We can learn a lot about ancient societies through careful study of how they treated their dead. From the carrion picking over human corpses in the opening lines of the Iliad to the vast subterranean catacombs of Rome, ancient Mediterranean peoples have left us fascinating testimonies about death in literature, documents, objects, materials, and built environments that yield powerful clues to shifting values about personhood, belief, ritual, and family connections. In this seminar, we survey a range of evidence to explore how scholars study the practices of death and burial that operated across the Mediterranean in antiquity, and their connections to ways of dying, mourning, and commemoration in the Mediterranean present. Discussions will consider how fragmentary evidence can speak to a number of critical social themes: ritual and ideas of the afterlife, social bounding and othering, gender and bodily identity, demography and disease, wealth and status, and the persistent ways that dead bodies, tombs, and mortuary monuments shape social lives across generations.

2022-23 Spring

CLCV 23922/CLAS 33922 Haves and Have-Nots: Class, Status, and Wealth in the Ancient World.

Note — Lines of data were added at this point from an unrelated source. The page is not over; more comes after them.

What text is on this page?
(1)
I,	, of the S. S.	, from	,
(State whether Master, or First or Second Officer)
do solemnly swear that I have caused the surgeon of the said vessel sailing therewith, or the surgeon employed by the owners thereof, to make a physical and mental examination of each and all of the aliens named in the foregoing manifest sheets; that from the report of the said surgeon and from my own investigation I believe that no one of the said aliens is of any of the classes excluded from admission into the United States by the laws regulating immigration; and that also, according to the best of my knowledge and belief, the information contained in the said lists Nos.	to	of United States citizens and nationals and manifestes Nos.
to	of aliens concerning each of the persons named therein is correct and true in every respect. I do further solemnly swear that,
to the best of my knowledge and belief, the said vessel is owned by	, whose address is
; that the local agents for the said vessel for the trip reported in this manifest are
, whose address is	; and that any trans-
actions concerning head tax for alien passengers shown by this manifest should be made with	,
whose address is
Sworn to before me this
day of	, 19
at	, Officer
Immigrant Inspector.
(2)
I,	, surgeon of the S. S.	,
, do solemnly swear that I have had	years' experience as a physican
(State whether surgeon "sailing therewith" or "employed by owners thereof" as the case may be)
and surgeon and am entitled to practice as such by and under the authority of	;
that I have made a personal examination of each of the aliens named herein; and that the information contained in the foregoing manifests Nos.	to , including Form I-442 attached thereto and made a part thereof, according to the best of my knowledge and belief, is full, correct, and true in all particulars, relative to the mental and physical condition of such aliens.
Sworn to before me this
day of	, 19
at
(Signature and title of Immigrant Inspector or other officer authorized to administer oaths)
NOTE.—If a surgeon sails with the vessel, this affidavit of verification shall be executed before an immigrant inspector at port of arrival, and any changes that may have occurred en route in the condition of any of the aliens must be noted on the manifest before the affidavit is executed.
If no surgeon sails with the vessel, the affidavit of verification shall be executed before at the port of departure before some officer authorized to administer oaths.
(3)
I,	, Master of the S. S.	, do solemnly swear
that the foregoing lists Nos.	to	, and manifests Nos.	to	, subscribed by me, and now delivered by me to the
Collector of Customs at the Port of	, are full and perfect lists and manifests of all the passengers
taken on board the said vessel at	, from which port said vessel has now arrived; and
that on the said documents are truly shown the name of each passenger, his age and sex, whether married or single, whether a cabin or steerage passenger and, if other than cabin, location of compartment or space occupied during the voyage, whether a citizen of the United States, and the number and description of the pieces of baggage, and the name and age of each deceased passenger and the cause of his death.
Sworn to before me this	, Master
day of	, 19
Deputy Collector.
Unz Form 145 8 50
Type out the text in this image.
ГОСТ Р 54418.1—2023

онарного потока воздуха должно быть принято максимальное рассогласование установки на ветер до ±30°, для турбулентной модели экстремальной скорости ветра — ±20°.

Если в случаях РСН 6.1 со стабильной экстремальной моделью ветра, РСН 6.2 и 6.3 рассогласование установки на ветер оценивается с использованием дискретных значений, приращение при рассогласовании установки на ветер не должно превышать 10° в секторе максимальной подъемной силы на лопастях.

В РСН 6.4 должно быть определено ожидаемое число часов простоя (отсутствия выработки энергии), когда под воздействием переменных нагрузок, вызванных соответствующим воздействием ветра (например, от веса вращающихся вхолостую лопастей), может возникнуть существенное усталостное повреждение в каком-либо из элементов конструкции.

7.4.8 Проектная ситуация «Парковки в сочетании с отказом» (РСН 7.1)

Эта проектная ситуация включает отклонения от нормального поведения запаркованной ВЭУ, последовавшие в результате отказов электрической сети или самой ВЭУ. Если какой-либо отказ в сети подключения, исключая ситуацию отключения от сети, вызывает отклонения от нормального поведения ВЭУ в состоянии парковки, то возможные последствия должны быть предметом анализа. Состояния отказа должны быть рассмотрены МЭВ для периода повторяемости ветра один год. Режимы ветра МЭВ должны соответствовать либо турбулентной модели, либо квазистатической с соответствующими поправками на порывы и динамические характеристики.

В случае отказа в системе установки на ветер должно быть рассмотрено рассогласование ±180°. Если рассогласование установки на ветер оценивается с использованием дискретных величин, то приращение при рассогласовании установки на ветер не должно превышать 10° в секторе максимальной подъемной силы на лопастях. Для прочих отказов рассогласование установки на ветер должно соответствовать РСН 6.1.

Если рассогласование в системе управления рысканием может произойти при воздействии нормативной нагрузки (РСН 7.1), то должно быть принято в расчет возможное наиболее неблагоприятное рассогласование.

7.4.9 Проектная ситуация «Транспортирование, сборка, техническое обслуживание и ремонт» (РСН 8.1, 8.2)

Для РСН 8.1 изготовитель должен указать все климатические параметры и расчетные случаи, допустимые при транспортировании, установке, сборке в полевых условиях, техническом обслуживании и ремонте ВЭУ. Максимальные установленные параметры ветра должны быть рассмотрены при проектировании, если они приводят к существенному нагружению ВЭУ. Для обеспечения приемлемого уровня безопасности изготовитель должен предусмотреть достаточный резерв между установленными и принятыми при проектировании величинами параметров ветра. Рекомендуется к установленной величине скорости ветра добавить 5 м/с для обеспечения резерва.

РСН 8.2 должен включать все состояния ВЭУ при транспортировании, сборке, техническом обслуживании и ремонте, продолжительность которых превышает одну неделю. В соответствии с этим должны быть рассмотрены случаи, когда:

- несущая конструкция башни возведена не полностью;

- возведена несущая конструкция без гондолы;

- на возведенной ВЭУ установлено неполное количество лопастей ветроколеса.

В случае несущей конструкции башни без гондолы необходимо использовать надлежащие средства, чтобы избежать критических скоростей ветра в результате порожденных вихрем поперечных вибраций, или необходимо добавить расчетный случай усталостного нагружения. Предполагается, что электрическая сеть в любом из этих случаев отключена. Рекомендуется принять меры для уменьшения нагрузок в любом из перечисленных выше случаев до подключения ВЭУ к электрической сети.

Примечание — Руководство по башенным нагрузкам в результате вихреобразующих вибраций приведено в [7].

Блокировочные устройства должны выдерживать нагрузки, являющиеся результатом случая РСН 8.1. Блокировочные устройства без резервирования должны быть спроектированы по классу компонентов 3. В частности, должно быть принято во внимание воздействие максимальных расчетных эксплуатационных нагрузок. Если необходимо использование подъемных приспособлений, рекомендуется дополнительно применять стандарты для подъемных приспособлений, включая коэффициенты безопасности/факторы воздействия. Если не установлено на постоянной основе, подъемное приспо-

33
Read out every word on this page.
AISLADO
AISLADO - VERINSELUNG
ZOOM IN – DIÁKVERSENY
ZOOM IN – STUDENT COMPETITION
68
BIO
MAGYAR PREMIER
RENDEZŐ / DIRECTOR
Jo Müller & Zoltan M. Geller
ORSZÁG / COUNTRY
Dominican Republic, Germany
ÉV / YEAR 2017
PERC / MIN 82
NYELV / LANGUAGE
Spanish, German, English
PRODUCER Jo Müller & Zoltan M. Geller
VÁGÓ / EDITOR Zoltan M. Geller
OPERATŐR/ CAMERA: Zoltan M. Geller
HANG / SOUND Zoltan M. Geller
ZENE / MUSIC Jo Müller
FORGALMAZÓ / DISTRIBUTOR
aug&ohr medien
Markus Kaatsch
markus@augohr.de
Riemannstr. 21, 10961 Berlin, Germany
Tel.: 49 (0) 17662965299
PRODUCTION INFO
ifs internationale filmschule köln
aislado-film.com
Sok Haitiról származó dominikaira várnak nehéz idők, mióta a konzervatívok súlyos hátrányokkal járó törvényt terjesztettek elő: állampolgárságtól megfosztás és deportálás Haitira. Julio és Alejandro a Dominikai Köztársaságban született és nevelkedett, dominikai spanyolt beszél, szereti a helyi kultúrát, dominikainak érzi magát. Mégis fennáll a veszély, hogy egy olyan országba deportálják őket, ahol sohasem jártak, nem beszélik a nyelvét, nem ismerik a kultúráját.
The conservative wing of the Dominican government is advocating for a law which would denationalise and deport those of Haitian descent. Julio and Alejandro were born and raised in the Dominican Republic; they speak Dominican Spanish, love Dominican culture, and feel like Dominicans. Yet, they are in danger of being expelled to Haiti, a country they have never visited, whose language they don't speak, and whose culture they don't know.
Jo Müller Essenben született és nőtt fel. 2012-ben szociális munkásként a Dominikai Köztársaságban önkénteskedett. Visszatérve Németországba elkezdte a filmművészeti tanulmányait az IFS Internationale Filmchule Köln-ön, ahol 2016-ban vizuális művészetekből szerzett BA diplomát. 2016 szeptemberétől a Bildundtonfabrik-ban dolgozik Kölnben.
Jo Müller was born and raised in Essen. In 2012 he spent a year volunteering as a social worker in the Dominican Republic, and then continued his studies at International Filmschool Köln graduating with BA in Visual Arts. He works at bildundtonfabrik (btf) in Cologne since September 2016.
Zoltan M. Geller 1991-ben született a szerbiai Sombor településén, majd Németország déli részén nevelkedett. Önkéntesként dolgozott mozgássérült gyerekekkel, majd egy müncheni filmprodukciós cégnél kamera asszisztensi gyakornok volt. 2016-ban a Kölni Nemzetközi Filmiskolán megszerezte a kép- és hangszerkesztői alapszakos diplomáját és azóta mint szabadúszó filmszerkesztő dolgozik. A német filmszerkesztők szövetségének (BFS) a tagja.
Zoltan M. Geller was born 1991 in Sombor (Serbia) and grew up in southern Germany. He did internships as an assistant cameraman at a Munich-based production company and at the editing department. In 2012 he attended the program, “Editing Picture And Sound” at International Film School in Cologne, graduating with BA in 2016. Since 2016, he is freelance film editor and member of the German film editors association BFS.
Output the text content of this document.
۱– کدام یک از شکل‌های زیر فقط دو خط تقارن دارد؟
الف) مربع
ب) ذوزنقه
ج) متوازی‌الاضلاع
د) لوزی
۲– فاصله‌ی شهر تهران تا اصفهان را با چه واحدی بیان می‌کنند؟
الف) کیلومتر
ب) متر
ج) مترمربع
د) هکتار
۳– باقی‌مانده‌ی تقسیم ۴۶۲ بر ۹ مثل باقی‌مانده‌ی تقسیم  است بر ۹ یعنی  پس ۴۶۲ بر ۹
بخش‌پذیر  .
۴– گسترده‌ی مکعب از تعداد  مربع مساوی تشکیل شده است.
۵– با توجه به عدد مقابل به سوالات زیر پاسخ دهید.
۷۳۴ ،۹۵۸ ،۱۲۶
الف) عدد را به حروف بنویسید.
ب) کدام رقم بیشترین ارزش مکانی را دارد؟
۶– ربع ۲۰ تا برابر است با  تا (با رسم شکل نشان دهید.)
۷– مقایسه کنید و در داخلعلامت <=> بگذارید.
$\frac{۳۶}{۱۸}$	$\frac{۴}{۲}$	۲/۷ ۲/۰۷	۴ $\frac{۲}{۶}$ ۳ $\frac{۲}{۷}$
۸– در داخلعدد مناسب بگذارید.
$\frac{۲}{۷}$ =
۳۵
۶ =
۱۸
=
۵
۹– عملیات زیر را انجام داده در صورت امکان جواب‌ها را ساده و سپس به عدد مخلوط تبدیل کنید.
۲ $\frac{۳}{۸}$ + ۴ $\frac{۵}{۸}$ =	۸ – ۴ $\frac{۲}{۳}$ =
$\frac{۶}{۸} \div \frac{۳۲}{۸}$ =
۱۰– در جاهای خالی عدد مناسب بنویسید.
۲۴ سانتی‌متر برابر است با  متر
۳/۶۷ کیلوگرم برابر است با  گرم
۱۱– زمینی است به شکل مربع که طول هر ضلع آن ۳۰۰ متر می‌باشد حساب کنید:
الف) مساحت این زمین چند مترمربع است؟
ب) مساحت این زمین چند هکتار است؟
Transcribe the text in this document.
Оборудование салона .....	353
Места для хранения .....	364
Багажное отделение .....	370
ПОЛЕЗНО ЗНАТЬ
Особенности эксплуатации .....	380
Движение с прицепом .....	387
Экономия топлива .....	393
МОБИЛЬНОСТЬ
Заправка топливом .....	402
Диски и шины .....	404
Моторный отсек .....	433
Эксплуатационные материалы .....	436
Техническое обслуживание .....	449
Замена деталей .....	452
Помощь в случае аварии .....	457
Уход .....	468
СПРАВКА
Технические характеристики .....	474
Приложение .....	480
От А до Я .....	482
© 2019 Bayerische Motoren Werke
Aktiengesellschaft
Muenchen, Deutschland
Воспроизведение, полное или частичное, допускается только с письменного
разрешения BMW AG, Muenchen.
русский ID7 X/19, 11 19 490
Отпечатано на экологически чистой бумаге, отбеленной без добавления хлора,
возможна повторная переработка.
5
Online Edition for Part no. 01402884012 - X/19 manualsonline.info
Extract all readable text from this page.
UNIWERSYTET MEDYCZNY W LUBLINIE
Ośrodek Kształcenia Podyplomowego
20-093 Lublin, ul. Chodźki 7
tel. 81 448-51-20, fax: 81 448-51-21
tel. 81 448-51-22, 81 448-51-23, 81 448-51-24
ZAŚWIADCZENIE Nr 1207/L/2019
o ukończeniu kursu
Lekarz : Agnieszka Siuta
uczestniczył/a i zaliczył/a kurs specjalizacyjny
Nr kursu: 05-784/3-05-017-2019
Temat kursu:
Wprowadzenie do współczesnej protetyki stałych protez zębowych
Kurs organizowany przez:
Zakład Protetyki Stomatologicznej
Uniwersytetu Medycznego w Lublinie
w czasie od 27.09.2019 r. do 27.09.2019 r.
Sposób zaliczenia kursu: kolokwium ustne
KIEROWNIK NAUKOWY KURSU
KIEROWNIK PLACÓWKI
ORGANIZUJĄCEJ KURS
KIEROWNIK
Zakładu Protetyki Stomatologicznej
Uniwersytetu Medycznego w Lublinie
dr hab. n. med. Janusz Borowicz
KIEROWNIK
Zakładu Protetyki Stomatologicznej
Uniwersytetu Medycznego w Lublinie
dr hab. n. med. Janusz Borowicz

What explains the diverse developments of social and economic inequality in the ancient world, and why are historians and archaeologists so interested in this question? In this seminar, we begin by thinking about key terms related to inequality – class, status, and wealth - and how scholars in ancient history and archaeology identify and distinguish evidence for these practices, analyze their data, and produce comparative analyses of past societies, using the Mediterranean as a case study. Readings will introduce important ideas from economic and sociological understandings of how value, and access to things of value and the means of making it, might have constructed and maintained forms of difference, power, and cultural capital. The course will explore evidence of inequality by sampling from a wide range of societies, from the Bronze Age to the Roman Empire, to assess how uneven practices of production, accumulation, and consumption shaped social lives.

2022-23 Spring

CLCV 23909/CLAS 33909 Stoics and Epicureans.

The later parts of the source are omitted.